Leonidas then invites anyone else to speak who wishes. Several men step forward to give short speeches ranging from moving to humorous. When Polynikes gets up to speak, he cries. He holds up the shield that has been passed down through his family. He has sworn, he said, to die before another man takes this shield from his hand. But now he walks to an obscure Thespaian warrior and hands over his shield. Soon, more and more men are exchanging shields and helmets. Different arms and cloaks “[intermingle] until all distinction between the nations had been effaced.”

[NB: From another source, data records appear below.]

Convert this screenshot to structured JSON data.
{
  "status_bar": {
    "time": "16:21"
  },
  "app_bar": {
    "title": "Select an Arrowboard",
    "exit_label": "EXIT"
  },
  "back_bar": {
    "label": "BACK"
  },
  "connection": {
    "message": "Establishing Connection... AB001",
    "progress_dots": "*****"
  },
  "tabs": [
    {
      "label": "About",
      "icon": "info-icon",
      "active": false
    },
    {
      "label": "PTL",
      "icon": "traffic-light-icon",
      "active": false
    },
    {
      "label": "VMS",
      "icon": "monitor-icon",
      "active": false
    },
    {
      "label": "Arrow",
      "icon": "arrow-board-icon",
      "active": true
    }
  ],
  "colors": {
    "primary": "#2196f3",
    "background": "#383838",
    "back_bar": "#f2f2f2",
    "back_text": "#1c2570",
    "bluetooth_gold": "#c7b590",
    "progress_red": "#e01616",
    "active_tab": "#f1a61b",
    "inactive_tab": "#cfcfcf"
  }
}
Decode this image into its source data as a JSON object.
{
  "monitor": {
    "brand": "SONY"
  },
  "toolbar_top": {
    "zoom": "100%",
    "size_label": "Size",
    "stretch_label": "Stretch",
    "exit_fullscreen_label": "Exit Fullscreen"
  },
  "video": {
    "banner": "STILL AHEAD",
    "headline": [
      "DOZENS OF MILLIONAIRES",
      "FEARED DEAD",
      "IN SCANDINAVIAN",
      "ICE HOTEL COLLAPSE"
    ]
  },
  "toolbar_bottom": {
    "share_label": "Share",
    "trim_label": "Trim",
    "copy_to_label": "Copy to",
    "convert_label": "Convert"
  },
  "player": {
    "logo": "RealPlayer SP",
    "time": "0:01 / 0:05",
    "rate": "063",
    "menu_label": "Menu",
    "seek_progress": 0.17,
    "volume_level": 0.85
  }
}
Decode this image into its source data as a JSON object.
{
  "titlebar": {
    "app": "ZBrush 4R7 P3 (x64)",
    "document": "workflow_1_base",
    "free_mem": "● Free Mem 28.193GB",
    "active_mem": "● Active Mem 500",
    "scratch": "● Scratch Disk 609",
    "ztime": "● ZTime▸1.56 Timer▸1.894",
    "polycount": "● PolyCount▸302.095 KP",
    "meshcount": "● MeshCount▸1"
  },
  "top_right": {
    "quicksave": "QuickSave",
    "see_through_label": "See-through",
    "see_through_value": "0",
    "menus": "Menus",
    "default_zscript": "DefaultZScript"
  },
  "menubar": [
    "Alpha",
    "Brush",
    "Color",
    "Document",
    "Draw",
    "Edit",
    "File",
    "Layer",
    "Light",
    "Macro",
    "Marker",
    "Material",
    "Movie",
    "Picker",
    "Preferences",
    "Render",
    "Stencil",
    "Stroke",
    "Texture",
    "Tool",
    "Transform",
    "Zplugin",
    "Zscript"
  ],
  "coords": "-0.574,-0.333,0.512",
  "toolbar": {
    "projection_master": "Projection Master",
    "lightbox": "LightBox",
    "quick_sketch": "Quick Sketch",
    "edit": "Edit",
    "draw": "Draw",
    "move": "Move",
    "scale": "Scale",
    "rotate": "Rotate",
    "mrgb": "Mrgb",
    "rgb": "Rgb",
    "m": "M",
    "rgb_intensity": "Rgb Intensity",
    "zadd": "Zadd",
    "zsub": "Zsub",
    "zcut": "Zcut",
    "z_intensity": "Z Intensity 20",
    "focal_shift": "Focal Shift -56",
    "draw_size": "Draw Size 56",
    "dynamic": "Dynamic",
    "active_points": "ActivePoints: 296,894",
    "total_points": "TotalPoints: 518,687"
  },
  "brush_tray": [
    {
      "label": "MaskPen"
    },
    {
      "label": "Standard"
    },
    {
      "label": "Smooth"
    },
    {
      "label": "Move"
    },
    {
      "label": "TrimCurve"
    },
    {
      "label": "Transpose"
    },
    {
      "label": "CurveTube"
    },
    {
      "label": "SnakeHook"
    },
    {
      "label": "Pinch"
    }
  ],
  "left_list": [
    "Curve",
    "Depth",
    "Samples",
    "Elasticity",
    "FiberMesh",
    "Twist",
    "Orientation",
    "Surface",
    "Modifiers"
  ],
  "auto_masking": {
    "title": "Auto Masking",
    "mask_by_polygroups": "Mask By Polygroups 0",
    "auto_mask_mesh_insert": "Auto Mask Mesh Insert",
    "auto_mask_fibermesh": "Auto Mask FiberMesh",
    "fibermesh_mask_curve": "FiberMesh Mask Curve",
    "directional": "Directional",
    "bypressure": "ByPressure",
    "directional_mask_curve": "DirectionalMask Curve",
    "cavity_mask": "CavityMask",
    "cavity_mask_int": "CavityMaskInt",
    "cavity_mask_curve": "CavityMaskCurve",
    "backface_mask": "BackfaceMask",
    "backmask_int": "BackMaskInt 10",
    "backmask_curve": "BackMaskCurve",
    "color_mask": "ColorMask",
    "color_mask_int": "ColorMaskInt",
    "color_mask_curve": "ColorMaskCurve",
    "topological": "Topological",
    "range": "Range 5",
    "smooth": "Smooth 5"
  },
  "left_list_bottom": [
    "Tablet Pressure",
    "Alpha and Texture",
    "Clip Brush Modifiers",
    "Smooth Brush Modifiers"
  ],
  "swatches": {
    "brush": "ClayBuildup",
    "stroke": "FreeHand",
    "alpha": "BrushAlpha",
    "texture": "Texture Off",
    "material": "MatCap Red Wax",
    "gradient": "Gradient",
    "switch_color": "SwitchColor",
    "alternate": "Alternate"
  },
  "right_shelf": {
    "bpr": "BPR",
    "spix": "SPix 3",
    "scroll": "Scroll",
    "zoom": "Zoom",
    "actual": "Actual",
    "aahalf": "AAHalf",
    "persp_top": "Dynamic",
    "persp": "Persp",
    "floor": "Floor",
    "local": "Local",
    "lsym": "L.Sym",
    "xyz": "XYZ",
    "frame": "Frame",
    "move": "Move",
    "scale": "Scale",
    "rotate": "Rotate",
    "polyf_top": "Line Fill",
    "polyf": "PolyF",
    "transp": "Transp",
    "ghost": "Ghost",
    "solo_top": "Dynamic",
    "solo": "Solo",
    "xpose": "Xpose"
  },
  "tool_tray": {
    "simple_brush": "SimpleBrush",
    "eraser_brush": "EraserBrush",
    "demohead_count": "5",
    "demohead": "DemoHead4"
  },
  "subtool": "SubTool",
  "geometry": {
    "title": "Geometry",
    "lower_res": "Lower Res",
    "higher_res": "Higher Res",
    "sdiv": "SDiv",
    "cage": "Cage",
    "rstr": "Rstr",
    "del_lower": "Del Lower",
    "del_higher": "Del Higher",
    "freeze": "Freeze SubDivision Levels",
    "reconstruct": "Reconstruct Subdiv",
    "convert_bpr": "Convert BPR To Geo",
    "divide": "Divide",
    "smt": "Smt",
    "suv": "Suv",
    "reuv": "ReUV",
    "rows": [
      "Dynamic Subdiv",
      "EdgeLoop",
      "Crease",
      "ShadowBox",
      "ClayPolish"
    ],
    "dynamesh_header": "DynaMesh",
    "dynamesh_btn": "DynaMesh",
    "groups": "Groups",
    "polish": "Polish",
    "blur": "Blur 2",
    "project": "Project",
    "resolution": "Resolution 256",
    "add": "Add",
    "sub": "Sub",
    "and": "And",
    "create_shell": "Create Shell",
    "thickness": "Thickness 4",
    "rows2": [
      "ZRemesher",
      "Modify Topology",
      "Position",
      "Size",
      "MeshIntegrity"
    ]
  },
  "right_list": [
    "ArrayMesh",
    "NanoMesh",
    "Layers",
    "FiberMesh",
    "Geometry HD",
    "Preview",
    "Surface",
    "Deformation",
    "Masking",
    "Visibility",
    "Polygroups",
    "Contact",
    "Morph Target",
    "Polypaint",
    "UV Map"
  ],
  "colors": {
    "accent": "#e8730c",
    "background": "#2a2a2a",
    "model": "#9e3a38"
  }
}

The allies, squires, and helots don’t have to die here—they are free to go, but many have chosen to die alongside the Spartans. This so moves Polynikes that he hands over his beloved shield. Many others follow his example, symbolically demonstrating that they’re not just a Spartan army, but a Greek army. This also explains Xeo’s mixed-up variety of gear when he’s later discovered by the Persians.
The men call upon Dienekes to speak, expecting something witty. But instead he tells the men, “Forget every concept, however noble, that you imagine you fight for here today. Act for this alone: for the man who stands at your shoulder.”
After his discovery about fearlessness and love, Dienekes no longer tries to motivate the men with anything besides loyalty to one another.
Leonidas speaks final words to the Spartans alone. He tells them that, many years from now, people will come to examine the Spartan landscape for some clue to its inhabitants. They won’t find great structures or art; what they do here today is all that will remain of the Spartans. Then they hear Persian trumpets in the distance. Leonidas encourages his men to eat a good breakfast, “for we’ll all be sharing dinner in hell.”
The Spartans are different from other Greek city-states; they don’t boast the visible achievements one would find in, for instance, Athens. But by dying here today, the Spartans will enable Greece as a whole to carry on and flourish.